Baby Antibiotics Billings MT

Conventional wisdom tells us that babies and germs make a bad mix. Since children's immune systems generally aren’t fully functional until their second birthday, diligent moms and dads pay special attention to cleanliness and proper sanitation. And when babies come down with bugs, well-intentioned pediatricians often prescribe broad'spectrum antibiotics.

Northern Rockies Kidney Center - Deaconess-Billing
(406) 657-4100
2800 10th Avenue North
Billings, MT
 
The Respiratory Center
(406) 238-6800
2900 12th Avenue North Suite 300E
Billings, MT
 
Allen Trenay J Pa-C
(406) 237-5760
2900 12th Avenue North
Billings, MT
 
Michelle Sunwall Pierson, MD
(406) 238-2500
2800 10th Ave N
Billings, MT
Specialties
Pediatrics
Gender
Female
Education
Medical School: Univ Of Nv Sch Of Med, Reno Nv 89557
Graduation Year: 2001

Data Provided by:
Yellowstone Urology PLLC
(406) 237-5400
2900 12th Avenue North
Billings, MT
 
Annette Elissa Grefe, MD
(406) 238-6040
1230 N 30th St Ste 200
Billings, MT
Specialties
Pediatrics
Gender
Female
Education
Medical School: Univ Of Al Sch Of Med, Birmingham Al 35294
Graduation Year: 1992

Data Provided by:
Chavez David R MD
(406) 237-5400
2900 12th Avenue North
Billings, MT
 
Dr.
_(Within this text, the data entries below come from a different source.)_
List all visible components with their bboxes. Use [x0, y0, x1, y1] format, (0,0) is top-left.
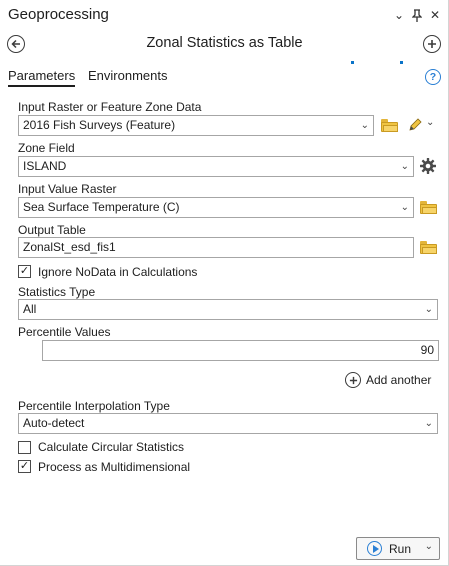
- statistics-type-dropdown[interactable]: All ⌄: [18, 299, 438, 320]
- percentile-value: 90: [420, 343, 434, 357]
- pin-icon[interactable]: [409, 6, 425, 24]
- pencil-menu-chevron-icon[interactable]: ⌄: [426, 117, 434, 128]
- circular-stats-checkbox[interactable]: [18, 441, 31, 454]
- ignore-nodata-label: Ignore NoData in Calculations: [38, 265, 198, 279]
- add-circle-icon: [345, 372, 361, 388]
- interpolation-value: Auto-detect: [23, 416, 85, 430]
- zone-field-value: ISLAND: [23, 159, 67, 173]
- folder-icon[interactable]: [420, 201, 437, 214]
- add-another-label: Add another: [366, 373, 432, 387]
- interpolation-label: Percentile Interpolation Type: [18, 399, 170, 413]
- run-button[interactable]: Run ⌄: [356, 537, 440, 560]
- circular-stats-label: Calculate Circular Statistics: [38, 440, 185, 454]
- statistics-type-label: Statistics Type: [18, 285, 96, 299]
- value-raster-value: Sea Surface Temperature (C): [23, 200, 180, 214]
- run-icon: [367, 541, 382, 556]
- value-raster-dropdown[interactable]: Sea Surface Temperature (C) ⌄: [18, 197, 414, 218]
- chevron-down-icon: ⌄: [360, 120, 369, 131]
- pane-menu-icon[interactable]: ⌄: [391, 6, 407, 24]
- percentile-value-input[interactable]: 90: [42, 340, 439, 361]
- folder-icon[interactable]: [381, 119, 398, 132]
- input-zone-label: Input Raster or Feature Zone Data: [18, 100, 202, 114]
- chevron-down-icon: ⌄: [400, 161, 409, 172]
- multidimensional-checkbox[interactable]: ✓: [18, 460, 31, 473]
- pane-title: Geoprocessing: [8, 6, 109, 23]
- folder-icon[interactable]: [420, 241, 437, 254]
- interpolation-dropdown[interactable]: Auto-detect ⌄: [18, 413, 438, 434]
- chevron-down-icon: ⌄: [424, 418, 433, 429]
- gear-icon[interactable]: [419, 157, 437, 175]
- ignore-nodata-checkbox[interactable]: ✓: [18, 265, 31, 278]
- run-menu-chevron-icon[interactable]: ⌄: [425, 541, 433, 552]
- tab-parameters[interactable]: Parameters: [8, 68, 76, 87]
- add-another-button[interactable]: Add another: [345, 372, 431, 388]
- chevron-down-icon: ⌄: [400, 202, 409, 213]
- output-table-label: Output Table: [18, 223, 86, 237]
- input-zone-value: 2016 Fish Surveys (Feature): [23, 118, 176, 132]
- percentile-values-label: Percentile Values: [18, 325, 111, 339]
- zone-field-dropdown[interactable]: ISLAND ⌄: [18, 156, 414, 177]
- zone-field-label: Zone Field: [18, 141, 75, 155]
- output-table-input[interactable]: ZonalSt_esd_fis1: [18, 237, 414, 258]
- run-label: Run: [389, 541, 412, 556]
- progress-dot: [351, 61, 354, 64]
- add-circle-icon[interactable]: [423, 35, 441, 53]
- help-icon[interactable]: ?: [425, 69, 441, 85]
- chevron-down-icon: ⌄: [424, 304, 433, 315]
- output-table-value: ZonalSt_esd_fis1: [23, 240, 116, 254]
- tab-environments[interactable]: Environments: [88, 68, 167, 83]
- multidimensional-label: Process as Multidimensional: [38, 460, 191, 474]
- pencil-icon[interactable]: [407, 117, 423, 133]
- value-raster-label: Input Value Raster: [18, 182, 117, 196]
- statistics-type-value: All: [23, 302, 37, 316]
- tool-title: Zonal Statistics as Table: [146, 35, 303, 51]
- close-icon[interactable]: ✕: [427, 6, 443, 24]
- input-zone-dropdown[interactable]: 2016 Fish Surveys (Feature) ⌄: [18, 115, 374, 136]
- progress-dot: [400, 61, 403, 64]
Brian Layton Starr
(406) 238-2500
2800 10th Ave N
Billings, MT
Specialty
Pediatrics

Fetal Diagnostic Center
(406) 237-5888
2900 12th Avenue North Suite 130W
Billings, MT
 
Nicholson Laura R MD
(406) 238-6600
1232 North 30th Street
Billings, MT
 
Data Provided by:

Babies, Antibiotics, and Asthma

Provided by: 

By Kris Kucera

Conventional wisdom tells us that babies and germs make a bad mix. Since children’s immune systems generally aren’t fully functional until their second birthday, diligent moms and dads pay special attention to cleanliness and proper sanitation. And when babies come down with bugs, well-intentioned pediatricians often prescribe broad-spectrum antibiotics. Unfortunately, giving antibiotics to infants—even just one course—in their first year of life may double their susceptibility to asthma, compared to antibiotic-free babies, according to researchers from the University of British Columbia, along with BC’s Centre for Disease Control and Centre for Clinical Epidemiology and Evaluation. Scrutinizing eight studies, which surveyed more than 12,000 children, the researchers’ data indirectly support the hygiene hypothesis—the idea that in developed countries, kids’ reduced exposure to germs may actually impede their immune responses. Critics argue that although pediatric exposure to germs is essential, certain bacterial infections necessitate antibiotic treatment as a safety measure. Also, they point out, the hygiene hypothesis fails in inner cities, where asthma rates in underprivileged youths have soared, even though most of these kids live amid substandard levels of hygiene. With the jury still out, concerned parents should ask their pediatricians for blood work before they agree to medicate their infants, preventing needless antibiotic treatments for viral infections or illnesses with undetermined causes.